Lucy sauntered off, ass wiggling. She found another table, this one holding an older and tougher crowd. His temper surged. She was a big girl, and if this was the way she wanted it, to hell with her.
He began to elbow his way toward the door, then paused. Some of the women were watching her a little too closely, probably because they didn’t like the male attention she was attracting. But maybe they were trying to place her face, and if that happened … He imagined cell phones pulled out, cameras clicking away, people pressing in on her …
He ordered a club soda, leaned against the bar, and watched her until the men at the table got uneasy and stopped talking to her. She tried another table, but he had his glare on good and strong, and they didn’t roll out the welcome mat either. Instead of calling it a night, she came toward him, the ass-wiggling a thing of the past.
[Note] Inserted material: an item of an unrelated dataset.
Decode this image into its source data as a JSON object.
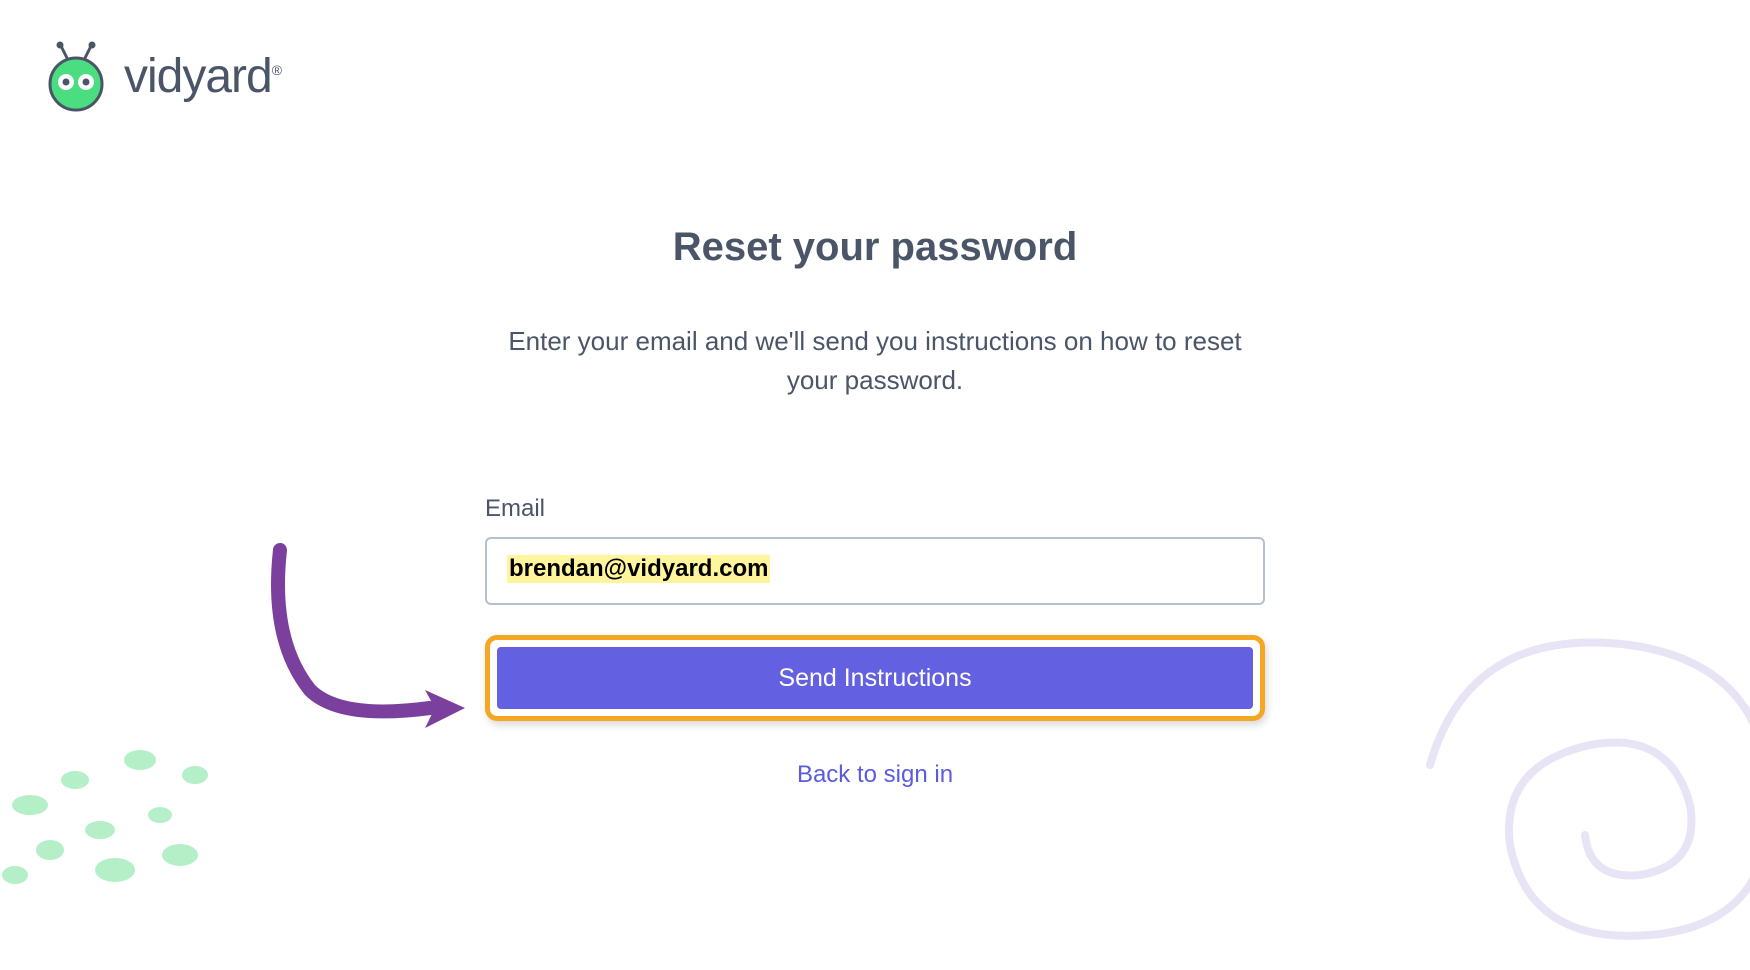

Her footsteps were firm, her eyes steady, and beneath all that makeup, she looked like a woman who knew her way around the world’s power centers.
“Thanks to whatever it was you ordered for me, I’m sober,” she said with deadly seriousness. “I know exactly what I’m doing, and I don’t need your protection.” She lifted her chin. “I’ve spent a decade under guard. That’s more than enough. As of right now, we’ve broken up. I want you to leave.”
A blinding fury claimed him, the kind of fury he’d thought was behind him. He slammed his drink down on the bar. “You’ve got it, sister.”
LUCY HAD GOTTEN RID OF Panda, but she’d also lost her party spirit. Why did he have to show up and spoil everything? Still, she shouldn’t have flown off the handle like that. It was Temple’s fault. Her smug certainty that Lucy had fallen in love with him had made Lucy panicky.
She shouldn’t be. Temple was wrong. Lucy wasn’t the kind of woman to fall in love with one man two and a half months after she’d been in love with another. And she especially wasn’t the kind of women to fall in love with someone who was so guarded that he refused to reveal anything about himself. Still, some part of her wished she hadn’t announced they were breaking up quite yet, even though summer was nearly over and he’d be leaving soon.